Pramono mengucapkan terima kasih kepada warga yang telah berinsiatif membuat zebra cross di kawasan tersebut. Namun, zebra cross yang viral karena bergambar PacMan tersebut tidak sesuai aturan.
"Untuk zebra cross kreativitas warga saya mengucapkan terima kasih. Hanya memang zebra cross itu kan juga ada aturan mainnya," kata Pramono.
2. Bentuk kreativitas yang positif

Menurut Pramono, pembuatan zebra cross di sisi sebelah kanan Jalan Soepomo tersebut merupakan kreativitas yang positif. Namun Pemprov DKI akan menyempurnakan ulang agar sesuai aturan.
"Menurut saya ini kan kreativitas yang positif, sehingga dengan demikian yang sekarang terjadi di lapangan kami sempurnakan lagi, kami kembalikan kepada aturan yang memang sudah diatur untuk zebra cross," kata dia.
3. Zebra cross akan ditata ulang

Pramono mengatakan, aturan pembuatan zebra cross tidak hanya berlaku secara nasional bahkan internasional sehingga Pemprov DKI akan mengembalikan konsep zebra cross sesuai aturan.

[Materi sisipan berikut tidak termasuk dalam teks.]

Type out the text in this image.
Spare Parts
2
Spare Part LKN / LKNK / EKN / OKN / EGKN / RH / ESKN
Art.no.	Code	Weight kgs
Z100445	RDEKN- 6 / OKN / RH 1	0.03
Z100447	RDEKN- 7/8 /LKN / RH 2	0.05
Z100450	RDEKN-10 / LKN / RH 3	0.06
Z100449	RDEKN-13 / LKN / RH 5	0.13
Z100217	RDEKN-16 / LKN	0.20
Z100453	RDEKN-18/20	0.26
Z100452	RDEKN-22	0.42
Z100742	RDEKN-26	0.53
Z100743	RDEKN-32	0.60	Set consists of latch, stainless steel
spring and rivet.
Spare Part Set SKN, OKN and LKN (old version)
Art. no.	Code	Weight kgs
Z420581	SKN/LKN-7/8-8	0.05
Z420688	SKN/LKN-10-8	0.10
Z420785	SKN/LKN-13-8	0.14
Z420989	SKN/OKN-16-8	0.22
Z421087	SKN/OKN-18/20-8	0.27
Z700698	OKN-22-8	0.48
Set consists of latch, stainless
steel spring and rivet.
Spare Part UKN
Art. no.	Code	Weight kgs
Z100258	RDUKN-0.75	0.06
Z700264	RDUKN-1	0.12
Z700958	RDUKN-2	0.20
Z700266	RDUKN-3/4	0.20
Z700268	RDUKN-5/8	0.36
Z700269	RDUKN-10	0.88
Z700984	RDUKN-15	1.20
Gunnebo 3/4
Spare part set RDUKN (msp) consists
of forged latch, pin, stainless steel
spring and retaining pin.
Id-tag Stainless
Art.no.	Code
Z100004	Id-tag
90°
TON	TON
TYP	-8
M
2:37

"Itu memang ada aturannya dan itu berlaku nasional, bukan hanya nasional, internasional. Sehingga dengan demikian sekali lagi kami memberikan apresiasi teman-teman yang kreatif, tetapi kami harus kembalikan ini kepada apa yang sudah menjadi aturan tentang zebra cross," kata dia.